Now as I read these tales, despite the vibrancy, their 1970s-ness shines through, dampening that potential to upset. The unhappiness of this decade in America—white flight, urban crime, oil embargoes, cocaine trafficking, Christmas bombings, failed presidencies—is deeply felt throughout. “The Whimper of Whipped Dogs” is a literary reworking of the Kitty Genovese tragedy (immortalized as well in the first verse of Phil Ochs’ “Outside of a Small Circle of Friends”). “Neon” is an ode in prose—quite literally—to that flashing light that infuriatingly blinks outside our windows at night but which we love to no end on darkened streets when thinning crowds deprive us of that nocturnal protection in numbers. “Basilisk” places the horrors of war on a collision course with the hypocritical inanities of American chest-thumping patriotism (a story that weirdly resonates in today's climate with current debates on torture and its consequences). And on it goes, with dark-tinted paeans to drugs and free love, the automobile, business and religion.

Among my favorites is “Pretty Maggie Moneyeyes,” an encomium to the selfishness and loserdom that typify gamblers on the downhill side. I especially enjoyed Ellison’s mind-bending depiction of Maggie’s dissolution into a slot machine:

A moment out of time | lights whirling and spinning in a cotton candy universe | down a bottomless funnel roundly sectioned like a goat’s horn | a cornucopia that rose up cuculiform smooth and slick as a worm belly | endless nights that pealed ebony funeral bells | out of fog | out of weightlessness | suddenly total cellular knowledge | memory running backward…

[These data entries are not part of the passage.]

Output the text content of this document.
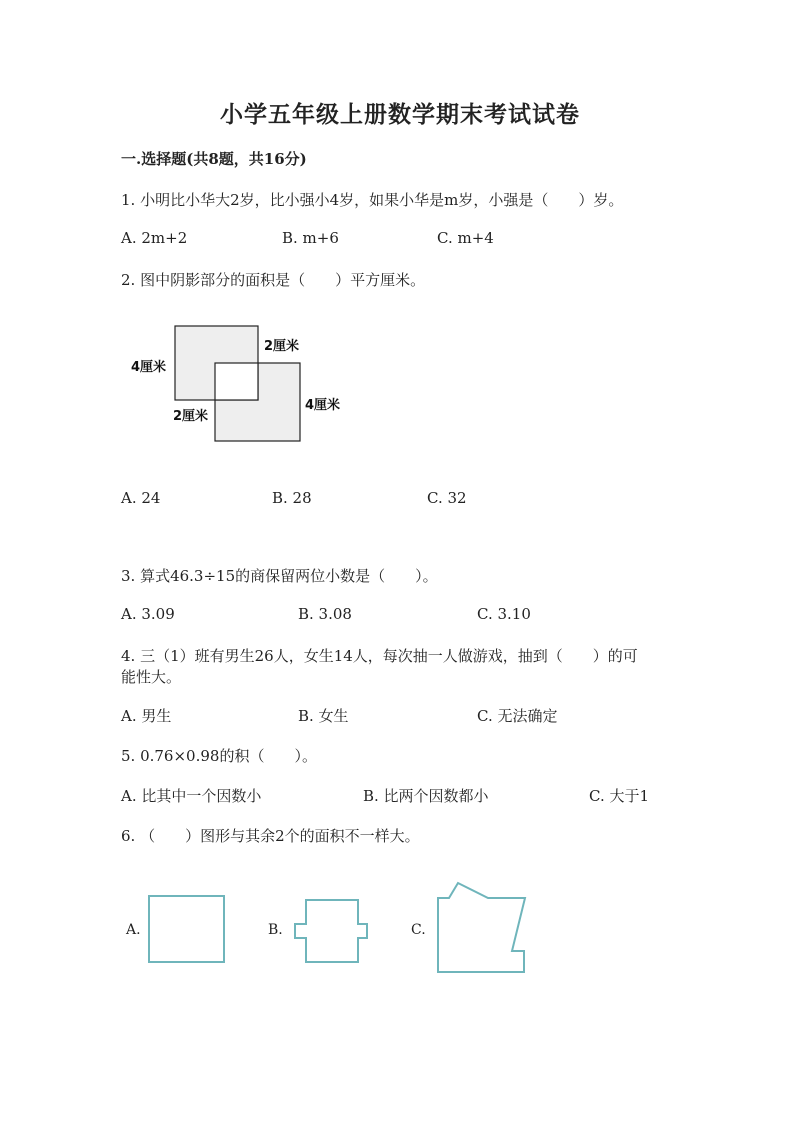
小学五年级上册数学期末考试试卷
一.选择题(共8题，共16分)
1. 小明比小华大2岁，比小强小4岁，如果小华是m岁，小强是（　　）岁。
A. 2m+2	B. m+6	C. m+4
2. 图中阴影部分的面积是（　　）平方厘米。
4厘米
2厘米
2厘米
4厘米
A. 24	B. 28	C. 32
3. 算式46.3÷15的商保留两位小数是（　　）。
A. 3.09	B. 3.08	C. 3.10
4. 三（1）班有男生26人，女生14人，每次抽一人做游戏，抽到（　　）的可
能性大。
A. 男生	B. 女生	C. 无法确定
5. 0.76×0.98的积（　　）。
A. 比其中一个因数小	B. 比两个因数都小	C. 大于1
6. （　　）图形与其余2个的面积不一样大。
A.	B.	C.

The classic of the collection, however, remains “Along the Scenic Route,” which upon rereading holds up surprisingly well only because it is one of the few stories that does not situate itself within the 1970s. Where most of the tales read like magic realism gone awry, this literary gem is a true work of “science fiction.” It is also his least experimental: the telling is straight, the weirdness stripped away. But there is an O Henry-like twist ending that will forever make this story a dark pleasure, which is my superfluously literary way of saying that I had as much fun reading it this time as when I first encountered it.

As life experiences go, I was never one for bird watching, preferring to run my eyes across bookshelves than search the branches of unidentifiable trees in strange parks. So let's just say this time I was glad to spot this rara avis once more and, taking it down from its perch, worship at its altar. For before there were American Gods, there were The Deathbird Stories.